Many of the thermo-elastoplastic and thermo-elastoplastic constitutive models, instead of being formulated in general three-dimensional stress space, have been developed under the specific assumption of an axisymmetric state of stress (e.g., critical state models) or in terms of a two-invariant stress space (e.g., Mohr-Coulomb based models which do not account for the effect of the intermediate principal stress). The shortcoming of such assumptions is that the stress state of actual soil deposits are more nearly three-dimensional or plane strain rather than those associated with axisymmetry or with a two-invariant stress space. This highlights the lack of suitable THM experimental results from plane strain or from true triaxial tests. Without such results, it is difficult to advance the development of truly general, three-dimensional thermo-elastoplastic and thermo-elastoplastic constitutive models.

In past THM constitutive models for saturated cohesive soils, various analytical expressions have been proposed for ${\beta }^d$. Initially, some rather complex six- and four-parameter forms were proposed.
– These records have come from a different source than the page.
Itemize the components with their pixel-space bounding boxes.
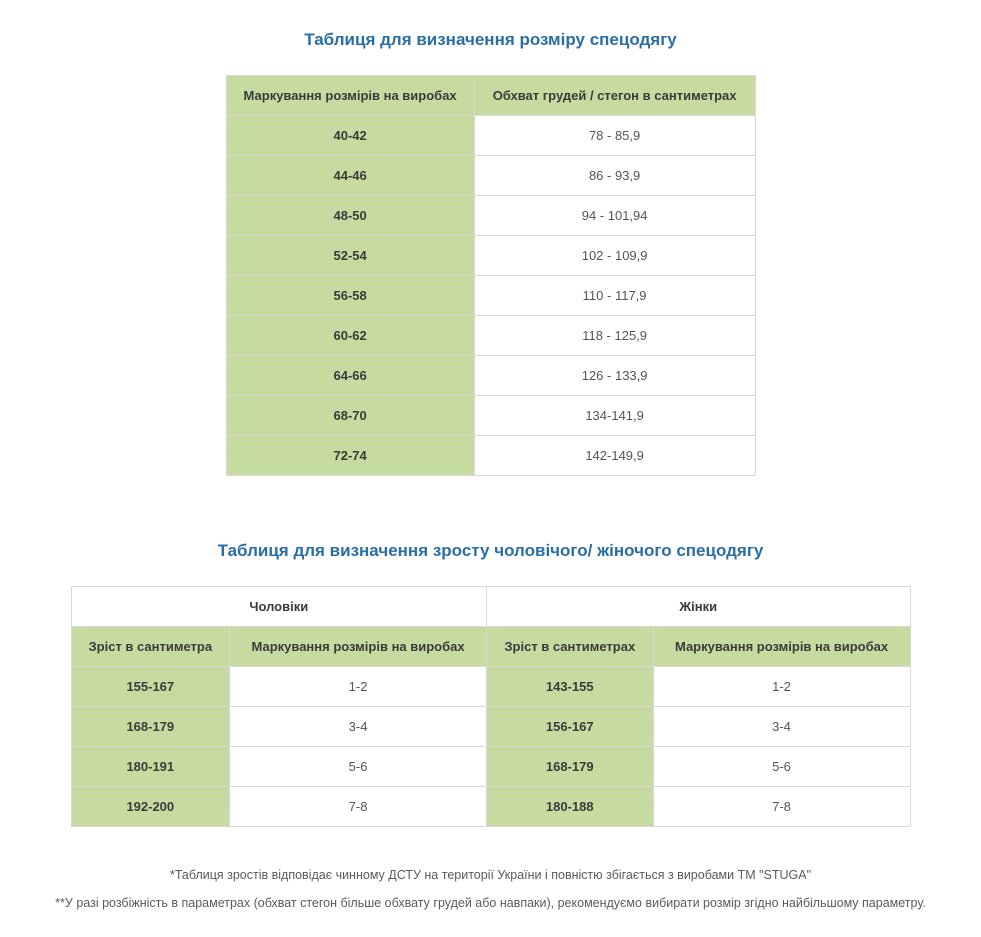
size-table: Маркування розмірів на виробах Обхват гр… bbox=[226, 75, 756, 476]
height-table-title: Таблиця для визначення зросту чоловічого… bbox=[10, 541, 971, 561]
size-cell: 40-42 bbox=[226, 116, 474, 156]
men-height-cell: 155-167 bbox=[71, 667, 230, 707]
value-cell: 134-141,9 bbox=[474, 396, 755, 436]
size-cell: 68-70 bbox=[226, 396, 474, 436]
table-row: 68-70134-141,9 bbox=[226, 396, 755, 436]
sub-header-men-height: Зріст в сантиметра bbox=[71, 627, 230, 667]
value-cell: 110 - 117,9 bbox=[474, 276, 755, 316]
size-cell: 60-62 bbox=[226, 316, 474, 356]
group-header-women: Жінки bbox=[487, 587, 910, 627]
men-mark-cell: 1-2 bbox=[230, 667, 487, 707]
table-row: 60-62118 - 125,9 bbox=[226, 316, 755, 356]
table-row: 48-5094 - 101,94 bbox=[226, 196, 755, 236]
size-cell: 44-46 bbox=[226, 156, 474, 196]
size-cell: 52-54 bbox=[226, 236, 474, 276]
women-mark-cell: 5-6 bbox=[653, 747, 910, 787]
col-header-measure: Обхват грудей / стегон в сантиметрах bbox=[474, 76, 755, 116]
size-cell: 72-74 bbox=[226, 436, 474, 476]
value-cell: 94 - 101,94 bbox=[474, 196, 755, 236]
men-mark-cell: 3-4 bbox=[230, 707, 487, 747]
size-cell: 64-66 bbox=[226, 356, 474, 396]
women-mark-cell: 1-2 bbox=[653, 667, 910, 707]
footnotes: *Таблиця зростів відповідає чинному ДСТУ… bbox=[10, 862, 971, 917]
size-cell: 48-50 bbox=[226, 196, 474, 236]
sub-header-women-height: Зріст в сантиметрах bbox=[487, 627, 654, 667]
men-mark-cell: 5-6 bbox=[230, 747, 487, 787]
table-row: 180-191 5-6 168-179 5-6 bbox=[71, 747, 910, 787]
women-height-cell: 180-188 bbox=[487, 787, 654, 827]
value-cell: 142-149,9 bbox=[474, 436, 755, 476]
women-height-cell: 143-155 bbox=[487, 667, 654, 707]
women-mark-cell: 7-8 bbox=[653, 787, 910, 827]
group-header-men: Чоловіки bbox=[71, 587, 487, 627]
table-row: 52-54102 - 109,9 bbox=[226, 236, 755, 276]
sub-header-men-marking: Маркування розмірів на виробах bbox=[230, 627, 487, 667]
size-cell: 56-58 bbox=[226, 276, 474, 316]
table-row: 72-74142-149,9 bbox=[226, 436, 755, 476]
value-cell: 118 - 125,9 bbox=[474, 316, 755, 356]
men-height-cell: 180-191 bbox=[71, 747, 230, 787]
men-mark-cell: 7-8 bbox=[230, 787, 487, 827]
men-height-cell: 192-200 bbox=[71, 787, 230, 827]
table-row: 155-167 1-2 143-155 1-2 bbox=[71, 667, 910, 707]
value-cell: 78 - 85,9 bbox=[474, 116, 755, 156]
table-row: 40-4278 - 85,9 bbox=[226, 116, 755, 156]
table-row: 168-179 3-4 156-167 3-4 bbox=[71, 707, 910, 747]
table-row: 192-200 7-8 180-188 7-8 bbox=[71, 787, 910, 827]
women-mark-cell: 3-4 bbox=[653, 707, 910, 747]
height-table: Чоловіки Жінки Зріст в сантиметра Маркув… bbox=[71, 586, 911, 827]
col-header-marking: Маркування розмірів на виробах bbox=[226, 76, 474, 116]
women-height-cell: 156-167 bbox=[487, 707, 654, 747]
women-height-cell: 168-179 bbox=[487, 747, 654, 787]
footnote-1: *Таблиця зростів відповідає чинному ДСТУ… bbox=[10, 862, 971, 890]
sub-header-women-marking: Маркування розмірів на виробах bbox=[653, 627, 910, 667]
table-row: 44-4686 - 93,9 bbox=[226, 156, 755, 196]
value-cell: 102 - 109,9 bbox=[474, 236, 755, 276]
footnote-2: **У разі розбіжність в параметрах (обхва… bbox=[10, 890, 971, 918]
table-row: 56-58110 - 117,9 bbox=[226, 276, 755, 316]
table-row: 64-66126 - 133,9 bbox=[226, 356, 755, 396]
value-cell: 86 - 93,9 bbox=[474, 156, 755, 196]
value-cell: 126 - 133,9 bbox=[474, 356, 755, 396]
men-height-cell: 168-179 bbox=[71, 707, 230, 747]
size-table-title: Таблиця для визначення розміру спецодягу bbox=[10, 30, 971, 50]
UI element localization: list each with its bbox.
These were followed by simpler, two-parameter functional forms. More recently, many of the constitutive models assume a one-parameter functional form, some of which assume ${\beta }^d$ to be constant.

In many THM models for saturated cohesive soils, the variation in the elastic bulk modulus (K) with temperature is either related to the hysteresis by thermal cycles or viscoplastic strain, is acknowledged but neglected, or is assumed to be negligible. Functional forms proposed for K typically involve no more than three model parameters.

Assumptions made regarding functional forms for the elastic shear modulus (G) have been influenced by the widely accepted observation that shear strains are unaffected by changes in temperature [26]. In light of this observation, G has, with minor exceptions, often been assumed to be temperature independent.

The aforementioned trends regarding ${\beta }^d$, K, and G illustrate the well-known trade-off between predictive capabilities due to model sophistication and practicality in determining the values of parameters associated with a particular model. This trade-off likewise applies to all other model parameters used in a given constitutive model that has been developed to simulate the THM behavior of saturated cohesive soils.